The recall loop closes with update_recall():

results = db.search(query_vec, k=5, half_life=30, time_weight=0.3)

for r in results:
    # Use r.text in your prompt
    pass

# Strengthen the memories you actually used
db.update_recall([r.id for r in results])

Importance weighting: initial priority

Decay and recall stickiness handle the time dimension. Importance handles the structural signal that time alone can't capture: some memories matter more than others from the moment they're written.

metadata.importance accepts a float in the range 0.0–1.0 (with values above 1.0 supported for amplification). It multiplies the entire combined score, so an importance=0.9 memory scores 90% as strongly as an importance=1.0 memory at identical similarity and recency:

import feather_db as fdb

db = fdb.DB.open("agent.feather", dim=768)

# High importance: explicitly confirmed user preference
db.add(id=1, vec=embed("User prefers Python"), meta=fdb.Metadata(importance=0.9))

# Medium importance: inferred from behavior
db.add(id=2, vec=embed("User tends to use bullet points"), meta=fdb.Metadata(importance=0.5))

# Low importance: speculative, uncertain
db.add(id=3, vec=embed("User might be in APAC timezone"), meta=fdb.Metadata(importance=0.2))

Use importance to encode your confidence in a memory's correctness, not just its relevance. A fact the user stated directly deserves high importance. A hypothesis inferred from behavioral signals deserves lower importance. An explicitly corrected fact — something the user said was wrong — should be added with very low importance or not stored at all.

LongMemEval results: why decay beats static storage

The abstract argument for adaptive decay is intuitive. The empirical argument is what Feather DB reports on LongMemEval_S (April 2026 draft): a score of 0.693 with GPT-4o as the answerer, compared to 0.640 for full-context GPT-4o on the same benchmark.

That 0.640 number is the static baseline — every conversation turn fed into the context window, no decay, no prioritization. Feather DB's decay-weighted retrieval scores 0.693 despite never seeing the full context. The delta comes from what gets surfaced: temporally-weighted retrieval consistently promotes more recent, more frequently recalled information. Full-context approaches weight all history equally, which means stale facts compete with fresh ones for the answerer's attention at inference time.

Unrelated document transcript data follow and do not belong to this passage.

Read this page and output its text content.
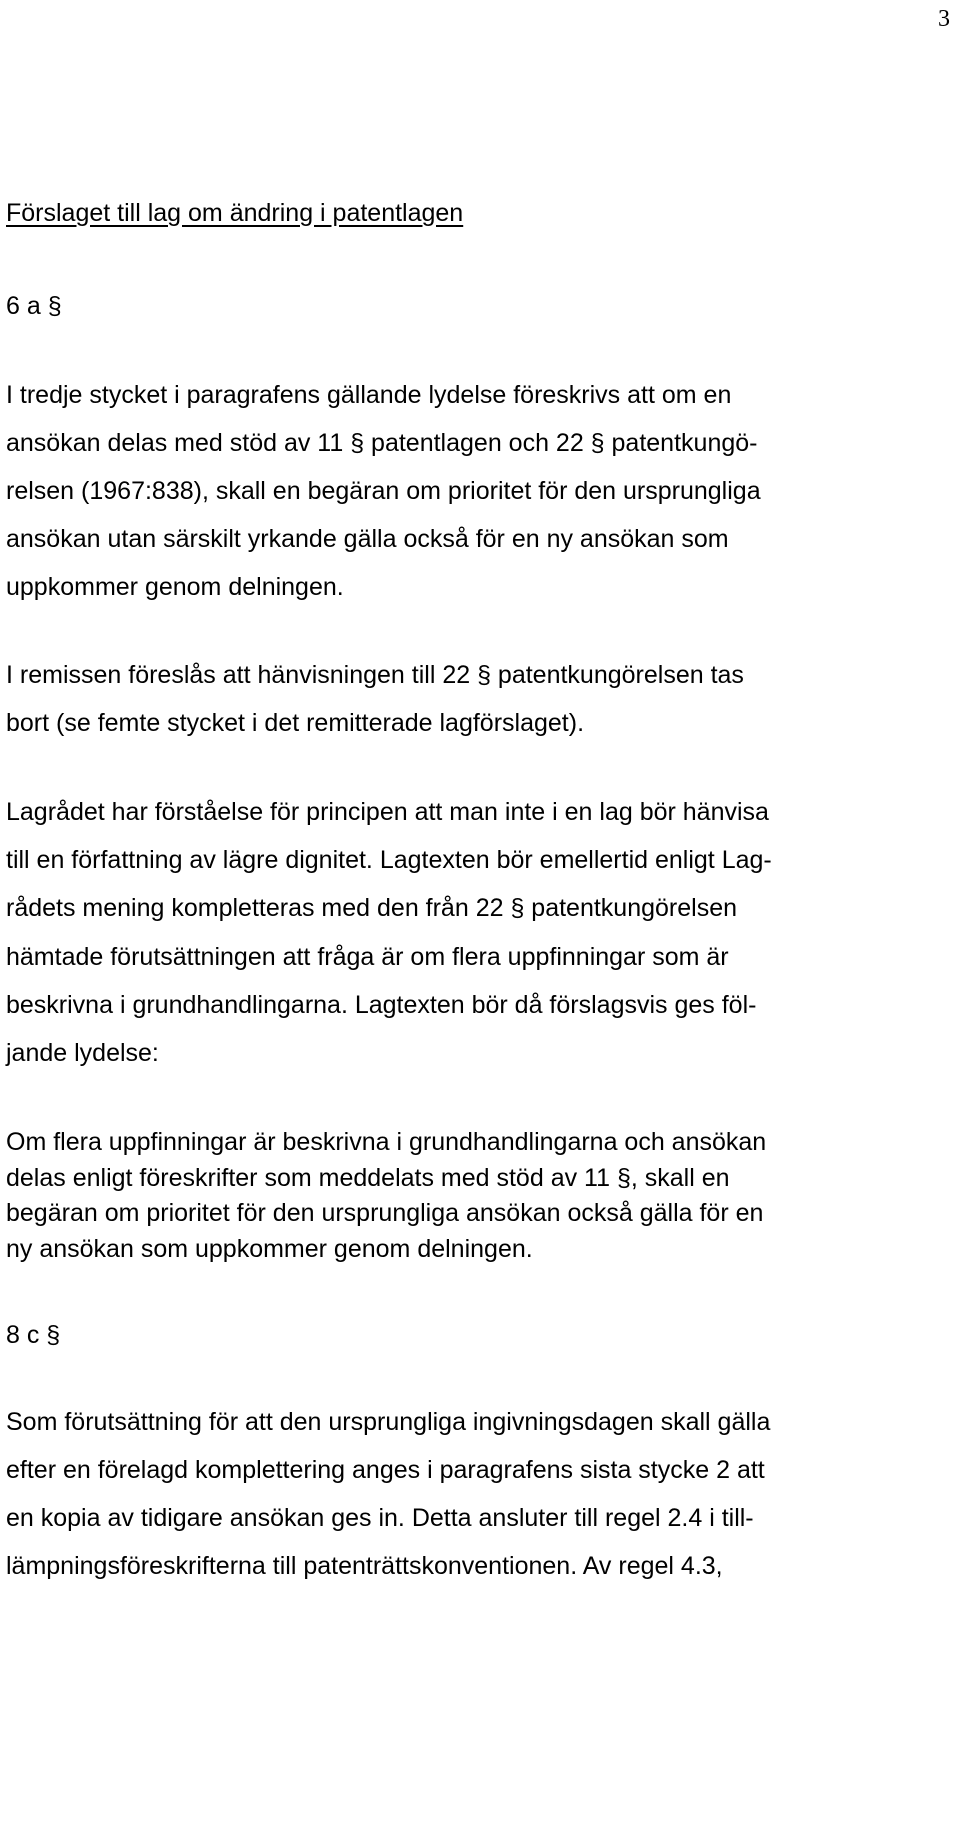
3
Förslaget till lag om ändring i patentlagen
6 a §
I tredje stycket i paragrafens gällande lydelse föreskrivs att om en
ansökan delas med stöd av 11 § patentlagen och 22 § patentkungö-
relsen (1967:838), skall en begäran om prioritet för den ursprungliga
ansökan utan särskilt yrkande gälla också för en ny ansökan som
uppkommer genom delningen.
I remissen föreslås att hänvisningen till 22 § patentkungörelsen tas
bort (se femte stycket i det remitterade lagförslaget).
Lagrådet har förståelse för principen att man inte i en lag bör hänvisa
till en författning av lägre dignitet. Lagtexten bör emellertid enligt Lag-
rådets mening kompletteras med den från 22 § patentkungörelsen
hämtade förutsättningen att fråga är om flera uppfinningar som är
beskrivna i grundhandlingarna. Lagtexten bör då förslagsvis ges föl-
jande lydelse:
Om flera uppfinningar är beskrivna i grundhandlingarna och ansökan
delas enligt föreskrifter som meddelats med stöd av 11 §, skall en
begäran om prioritet för den ursprungliga ansökan också gälla för en
ny ansökan som uppkommer genom delningen.
8 c §
Som förutsättning för att den ursprungliga ingivningsdagen skall gälla
efter en förelagd komplettering anges i paragrafens sista stycke 2 att
en kopia av tidigare ansökan ges in. Detta ansluter till regel 2.4 i till-
lämpningsföreskrifterna till patenträttskonventionen. Av regel 4.3,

LongMemEval tests exactly the scenarios where this matters: questions that require the agent to use recent information and ignore older contradictory information. Static storage fails these by surfacing both. Decay-weighted scoring fails them less often because the older contradictory memory has a lower effective score by the time the question arrives.

Feather DB's temporal reasoning score on LongMemEval sub-categories is 0.417–0.477 — the honest weak spot. The benchmark's hardest temporal tasks (explicit date arithmetic, multi-hop temporal chains) still require reasoning capabilities beyond retrieval scoring. Decay improves the information available to the answerer; it doesn't replace the answerer's temporal reasoning. That gap is where active development is focused.

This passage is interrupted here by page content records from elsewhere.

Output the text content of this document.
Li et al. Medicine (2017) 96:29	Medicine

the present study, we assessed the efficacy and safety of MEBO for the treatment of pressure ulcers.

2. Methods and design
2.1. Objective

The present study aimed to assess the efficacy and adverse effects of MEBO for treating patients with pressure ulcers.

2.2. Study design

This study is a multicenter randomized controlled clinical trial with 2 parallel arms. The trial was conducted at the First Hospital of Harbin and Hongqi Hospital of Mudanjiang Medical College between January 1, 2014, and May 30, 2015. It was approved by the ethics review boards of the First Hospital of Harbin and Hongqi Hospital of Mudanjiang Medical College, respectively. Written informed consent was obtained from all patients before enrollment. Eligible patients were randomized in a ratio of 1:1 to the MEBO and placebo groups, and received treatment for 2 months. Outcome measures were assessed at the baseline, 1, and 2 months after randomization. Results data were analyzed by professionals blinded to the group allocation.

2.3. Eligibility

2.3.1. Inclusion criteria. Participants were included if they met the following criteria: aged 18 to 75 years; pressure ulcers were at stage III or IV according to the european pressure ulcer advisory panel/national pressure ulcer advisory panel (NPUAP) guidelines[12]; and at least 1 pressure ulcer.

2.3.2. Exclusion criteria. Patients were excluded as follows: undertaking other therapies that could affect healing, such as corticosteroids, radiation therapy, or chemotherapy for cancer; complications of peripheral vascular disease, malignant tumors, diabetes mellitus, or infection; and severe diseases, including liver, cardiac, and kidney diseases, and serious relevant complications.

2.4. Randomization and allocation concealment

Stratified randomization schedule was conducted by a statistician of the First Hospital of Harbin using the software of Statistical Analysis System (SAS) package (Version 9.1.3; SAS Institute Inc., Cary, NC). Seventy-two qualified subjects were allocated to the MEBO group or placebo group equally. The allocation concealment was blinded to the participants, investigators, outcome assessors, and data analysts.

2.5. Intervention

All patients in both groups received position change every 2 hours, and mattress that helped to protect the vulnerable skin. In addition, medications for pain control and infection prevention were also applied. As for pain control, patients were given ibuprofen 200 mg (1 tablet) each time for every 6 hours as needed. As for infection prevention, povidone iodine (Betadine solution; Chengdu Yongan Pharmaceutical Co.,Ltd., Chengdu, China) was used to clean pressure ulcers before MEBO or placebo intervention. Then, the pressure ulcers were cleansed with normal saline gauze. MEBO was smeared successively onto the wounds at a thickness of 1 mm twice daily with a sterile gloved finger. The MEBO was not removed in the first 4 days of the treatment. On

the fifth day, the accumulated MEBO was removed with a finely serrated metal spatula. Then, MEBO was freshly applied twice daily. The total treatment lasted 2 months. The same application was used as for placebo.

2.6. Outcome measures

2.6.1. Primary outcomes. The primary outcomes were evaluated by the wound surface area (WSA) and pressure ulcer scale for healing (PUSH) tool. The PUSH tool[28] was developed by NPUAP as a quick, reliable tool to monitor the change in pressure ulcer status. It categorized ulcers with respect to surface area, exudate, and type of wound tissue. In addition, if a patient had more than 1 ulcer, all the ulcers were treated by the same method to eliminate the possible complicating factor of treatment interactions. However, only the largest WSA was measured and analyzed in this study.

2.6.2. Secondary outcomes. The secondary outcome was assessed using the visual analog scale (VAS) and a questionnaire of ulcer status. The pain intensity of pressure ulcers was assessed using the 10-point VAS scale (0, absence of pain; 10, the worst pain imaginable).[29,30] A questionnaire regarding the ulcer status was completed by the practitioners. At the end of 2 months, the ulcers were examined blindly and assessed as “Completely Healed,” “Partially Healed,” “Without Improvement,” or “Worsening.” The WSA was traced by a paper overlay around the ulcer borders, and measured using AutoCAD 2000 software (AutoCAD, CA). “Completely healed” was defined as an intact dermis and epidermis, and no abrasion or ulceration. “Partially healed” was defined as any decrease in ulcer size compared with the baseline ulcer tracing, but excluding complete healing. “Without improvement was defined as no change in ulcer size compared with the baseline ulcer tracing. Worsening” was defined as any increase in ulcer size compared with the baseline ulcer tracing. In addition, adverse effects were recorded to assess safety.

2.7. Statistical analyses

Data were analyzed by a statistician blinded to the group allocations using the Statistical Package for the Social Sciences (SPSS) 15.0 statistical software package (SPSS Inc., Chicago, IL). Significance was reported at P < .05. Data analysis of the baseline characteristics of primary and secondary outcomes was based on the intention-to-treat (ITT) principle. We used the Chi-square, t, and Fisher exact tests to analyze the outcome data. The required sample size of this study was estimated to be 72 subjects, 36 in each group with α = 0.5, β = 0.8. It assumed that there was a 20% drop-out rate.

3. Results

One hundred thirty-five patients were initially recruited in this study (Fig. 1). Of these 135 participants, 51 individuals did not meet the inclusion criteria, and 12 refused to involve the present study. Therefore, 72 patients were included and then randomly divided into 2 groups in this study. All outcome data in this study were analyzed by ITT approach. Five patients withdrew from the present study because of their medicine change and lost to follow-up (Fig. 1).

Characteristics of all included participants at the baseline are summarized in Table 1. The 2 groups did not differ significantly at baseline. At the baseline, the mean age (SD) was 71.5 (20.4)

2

Putting it together: a minimal agent memory loop

The full adaptive memory loop in practice is about 15 lines:

import feather_db as fdb

db = fdb.DB.open("agent.feather", dim=768)

def remember(text: str, importance: float = 0.7) -> int:
    vec = embed(text)
    node = db.add(vec=vec, meta=fdb.Metadata(importance=importance))
    return node.id

def recall(query: str, half_life: int = 30) -> list:
    vec = embed(query)
    results = db.search(vec, k=10, half_life=half_life, time_weight=0.3)
    db.update_recall([r.id for r in results])
    return results

# Write memories with different decay rates via importance
remember("User's name is Alex", importance=1.0)
remember("User is currently migrating from Flask to FastAPI", importance=0.8)
remember("User mentioned they like dark mode", importance=0.4)

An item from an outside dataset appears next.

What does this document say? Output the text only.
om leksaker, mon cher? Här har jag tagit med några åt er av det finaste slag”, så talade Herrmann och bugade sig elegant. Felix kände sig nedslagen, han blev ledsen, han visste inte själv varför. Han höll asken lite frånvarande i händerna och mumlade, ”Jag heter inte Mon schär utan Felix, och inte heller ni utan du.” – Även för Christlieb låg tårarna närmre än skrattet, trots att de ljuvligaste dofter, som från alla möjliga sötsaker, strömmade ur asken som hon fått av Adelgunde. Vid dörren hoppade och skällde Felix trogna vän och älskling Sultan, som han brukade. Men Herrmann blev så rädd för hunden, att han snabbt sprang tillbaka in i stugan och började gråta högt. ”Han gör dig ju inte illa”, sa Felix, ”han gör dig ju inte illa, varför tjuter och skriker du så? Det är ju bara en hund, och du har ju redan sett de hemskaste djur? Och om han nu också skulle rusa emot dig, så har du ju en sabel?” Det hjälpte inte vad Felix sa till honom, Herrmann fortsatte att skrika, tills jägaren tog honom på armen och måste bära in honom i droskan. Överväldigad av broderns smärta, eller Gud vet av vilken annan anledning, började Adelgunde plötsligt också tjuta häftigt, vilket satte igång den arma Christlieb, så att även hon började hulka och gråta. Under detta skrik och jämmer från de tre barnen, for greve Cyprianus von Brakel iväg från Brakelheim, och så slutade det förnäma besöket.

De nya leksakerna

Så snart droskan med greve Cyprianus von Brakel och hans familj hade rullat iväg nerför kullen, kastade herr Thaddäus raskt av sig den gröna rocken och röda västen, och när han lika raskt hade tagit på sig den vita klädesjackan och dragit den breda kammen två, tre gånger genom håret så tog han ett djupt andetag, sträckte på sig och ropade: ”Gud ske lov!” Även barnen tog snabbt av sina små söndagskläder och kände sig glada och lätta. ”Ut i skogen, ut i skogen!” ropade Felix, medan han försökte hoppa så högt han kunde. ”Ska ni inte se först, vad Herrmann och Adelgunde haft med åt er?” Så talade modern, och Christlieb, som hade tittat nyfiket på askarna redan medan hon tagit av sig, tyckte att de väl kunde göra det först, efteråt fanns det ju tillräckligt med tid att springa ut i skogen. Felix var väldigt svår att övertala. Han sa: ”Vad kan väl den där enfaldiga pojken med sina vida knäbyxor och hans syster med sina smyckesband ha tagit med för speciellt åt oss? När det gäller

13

# Retrieve with 30-day half-life: recent context dominates
memories = recall("What stack is the user working with?", half_life=30)

The loop is: write memories at the importance level that reflects your confidence, recall with the half-life that matches how fast your domain changes, and let stickiness handle the rest. Memories that keep proving useful stay sharp. Memories that don't, fade.